When asked to describe the best thing I “experienced in the theater over the last season” I decided against consulting my calendar and instead identified work that has lingered, that is still accessible in my emotional memory. Two dance works sprung to mind, extremely different yet similar in their vitality and poetic daring. One challenges the notion of how and where dance is usually presented, redefining the fourth wall and reframing the work. The other is embedded in a specific traditional and historical context while retaining a freshness; it is at once new and well-used. Both are dances first and foremost yet contain theatrical and scenic elements that stretch the definition. They were dance experiences, sparkling in their execution and imagery. See, I still remember…
Jiri Kylian’s La cathedrale engloutie, performed by Minnesota Dance Theatre and In Habit: Living Patterns, created and performed by Aniccha Arts. These works felt necessary, essential. They needed to be made and thus performed and thereby witnessed.
One tradition in repertoire dance companies is to revive old works and acquire others. (This is ironic and interesting alongside a post-modern mandate to constantly investigate and create new work.) What isn’t always understood is that old work can be investigated too, and made new.
The promise of seeing Kylian’s La cathedrale engloutie drew me to Minnesota Dance Theatre’s spring concert at the Cowles Center.

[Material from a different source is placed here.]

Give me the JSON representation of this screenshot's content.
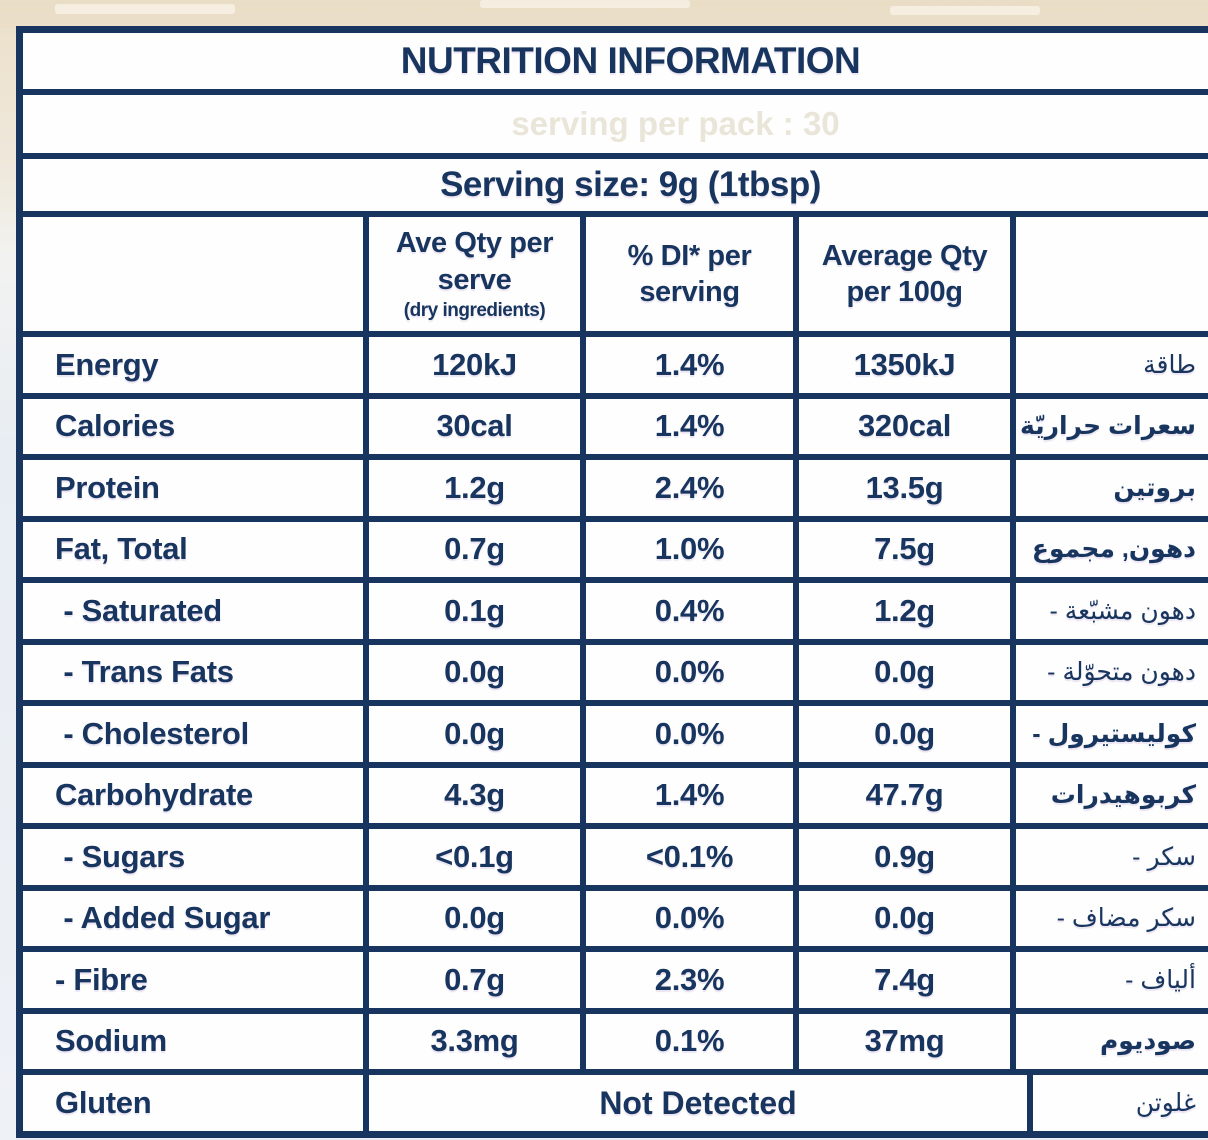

It was both a revival of an older work and an acquisition, made new by virtue of the fact that new dancers danced it, and beautifully.
This Czech-born dancemaker is my all-time favorite choreographer. He made the vast majority of his repertoire upon Nederlands Dans Theatre, an amazing company that has toured here twice in my eighteen-year tenure. Seeing any of Kylian’s work live is a rare treat. The piece, originally created in 1975, did not disappoint. It remains fresh and affecting yet feels like a classic. It reminded me that simplicity can be a bold choice. Iconic images can be read and linger. So much of today’s contemporary ballets are studies in frantic movement. Every count in the music gets a move, or several; these passages get layered; and the whole effect is dizzying and exhausting to watch. La cathedrale engloutie gave me breathing room, space to see and track its singular movement vocabulary.
There was verticality, as there is in most work that is derivative of Ballet. Too there was horizontality, an expanded mode of traversing space that utilized the classical modern notions of a back contracted, contorted, spiraled. There was surprising partnering, male/female but also male/male. I especially remember a moment when one man knee-crawled in a circle while supporting the other. That weight-bearing rotation was a painful sacrifice, which seemed precisely like the point. I had just enough of an idea of the piece’s “aboutness” (based on the title’s translation: The sunken cathedral) that my imagination could knowledgably run away with the rest: I saw brokenness in solos and that male duet, wholeness through other pairings and in community, striving, stoic elation and always, a sense of the earthbound. These were humans after all, displaying their beautiful foibles like a living fresco. It was a ceremony, a rite, a prayer, and like all prayers once they are offered up, it was ephemeral.